Her Secret Service code name as a child was “Energy,” and that’s what Chelsea Clinton tried to bring to a maximum capacity Encore Theater on the UW-Stevens Point campus Tuesday.
Clinton campaigned on behalf of her mother, Democratic presidential nominee Hillary Clinton, and advocated for early voting among a crowd of all ages, from UW-SP students to retirees. She also made stops Tuesday in Madison and La Crosse.
Clinton called this election “the most consequential” of her lifetime, sharing a story she was told by a Guatemalan immigrant mother after a recent campaign event. “She said, ‘My son went back to school less than two weeks ago… and he’s already had three different kids in his middle school tell him to go back to Mexico, or I can’t wait until we build a wall to keep people like you out. That’s not our country,” said Clinton.
Clinton pointed to her mother’s opponent, Donald Trump, and his choice of words against women, Muslims, and veterans during his campaign. “I never thought I would see in my lifetime the almost-normalization of hate speech from a major presidential candidate,” said Clinton. “None of that represents the country that I want for my children or for our shared future.”
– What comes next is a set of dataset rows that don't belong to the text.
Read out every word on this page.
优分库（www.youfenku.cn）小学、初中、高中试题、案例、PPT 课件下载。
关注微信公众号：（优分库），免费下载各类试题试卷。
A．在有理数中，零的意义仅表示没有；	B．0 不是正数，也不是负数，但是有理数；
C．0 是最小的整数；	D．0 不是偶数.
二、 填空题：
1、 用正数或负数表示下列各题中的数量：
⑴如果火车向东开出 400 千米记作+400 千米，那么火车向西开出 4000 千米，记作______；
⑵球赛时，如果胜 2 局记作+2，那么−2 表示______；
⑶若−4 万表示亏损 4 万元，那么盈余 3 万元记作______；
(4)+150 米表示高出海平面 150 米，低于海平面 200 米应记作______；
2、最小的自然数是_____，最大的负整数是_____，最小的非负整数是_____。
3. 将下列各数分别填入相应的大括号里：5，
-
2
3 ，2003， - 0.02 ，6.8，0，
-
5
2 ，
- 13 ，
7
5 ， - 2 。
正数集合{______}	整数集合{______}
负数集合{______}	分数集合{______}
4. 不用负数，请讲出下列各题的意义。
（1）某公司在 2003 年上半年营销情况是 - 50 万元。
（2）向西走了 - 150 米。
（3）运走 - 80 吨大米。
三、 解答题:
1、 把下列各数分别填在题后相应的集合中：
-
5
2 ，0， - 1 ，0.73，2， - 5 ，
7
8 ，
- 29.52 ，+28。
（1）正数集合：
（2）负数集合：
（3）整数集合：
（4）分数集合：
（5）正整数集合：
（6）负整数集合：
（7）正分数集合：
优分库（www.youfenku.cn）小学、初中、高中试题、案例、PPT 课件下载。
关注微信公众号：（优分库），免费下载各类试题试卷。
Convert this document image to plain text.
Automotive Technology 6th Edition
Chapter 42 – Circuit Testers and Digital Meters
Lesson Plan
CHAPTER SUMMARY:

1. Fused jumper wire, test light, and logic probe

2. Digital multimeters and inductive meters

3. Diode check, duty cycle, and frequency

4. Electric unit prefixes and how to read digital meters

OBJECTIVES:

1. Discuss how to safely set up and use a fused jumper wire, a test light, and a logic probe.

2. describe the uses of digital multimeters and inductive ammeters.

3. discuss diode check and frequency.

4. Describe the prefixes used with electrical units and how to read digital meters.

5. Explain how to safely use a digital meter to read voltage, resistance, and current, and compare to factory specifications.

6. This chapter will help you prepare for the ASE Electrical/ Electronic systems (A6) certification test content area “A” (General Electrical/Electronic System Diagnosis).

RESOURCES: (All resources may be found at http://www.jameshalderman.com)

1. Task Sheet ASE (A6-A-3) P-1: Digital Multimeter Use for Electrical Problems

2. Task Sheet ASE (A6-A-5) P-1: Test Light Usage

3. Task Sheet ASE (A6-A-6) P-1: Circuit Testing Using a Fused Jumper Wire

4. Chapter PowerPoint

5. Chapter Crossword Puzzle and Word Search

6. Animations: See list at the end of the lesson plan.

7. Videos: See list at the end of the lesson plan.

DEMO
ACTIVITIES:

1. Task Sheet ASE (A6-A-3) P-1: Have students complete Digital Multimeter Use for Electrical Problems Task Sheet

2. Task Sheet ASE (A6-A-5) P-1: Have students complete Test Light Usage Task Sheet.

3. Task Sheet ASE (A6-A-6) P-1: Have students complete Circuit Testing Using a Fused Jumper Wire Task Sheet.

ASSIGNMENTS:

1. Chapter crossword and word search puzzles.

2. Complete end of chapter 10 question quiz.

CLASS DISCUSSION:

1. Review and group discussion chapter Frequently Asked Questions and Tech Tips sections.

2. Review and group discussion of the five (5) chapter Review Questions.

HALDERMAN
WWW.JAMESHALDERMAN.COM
An attendee of the rally commented on Hillary’s perceived lack of emotion and humanity, but also said that many voters have watched Chelsea grow up, and she’s been a window into Hillary’s world.
Republican Party official said the campaign stops in the state Tuesday show Clinton is worried about the state. “Hillary Clinton’s campaign is spending precious time in a state that was once thought to be a lock for Democrats, but as the election approaches, Wisconsin voters know she is not only untrustworthy, but a part of a broken system that has left so many Americans feeling less safe and less secure,” said Republican Party of Wisconsin Executive Director Mike Duffey.
Hillary Clinton holds a six-percent lead over Donald Trump in Wisconsin, according to the latest Real Clear Politics poll average.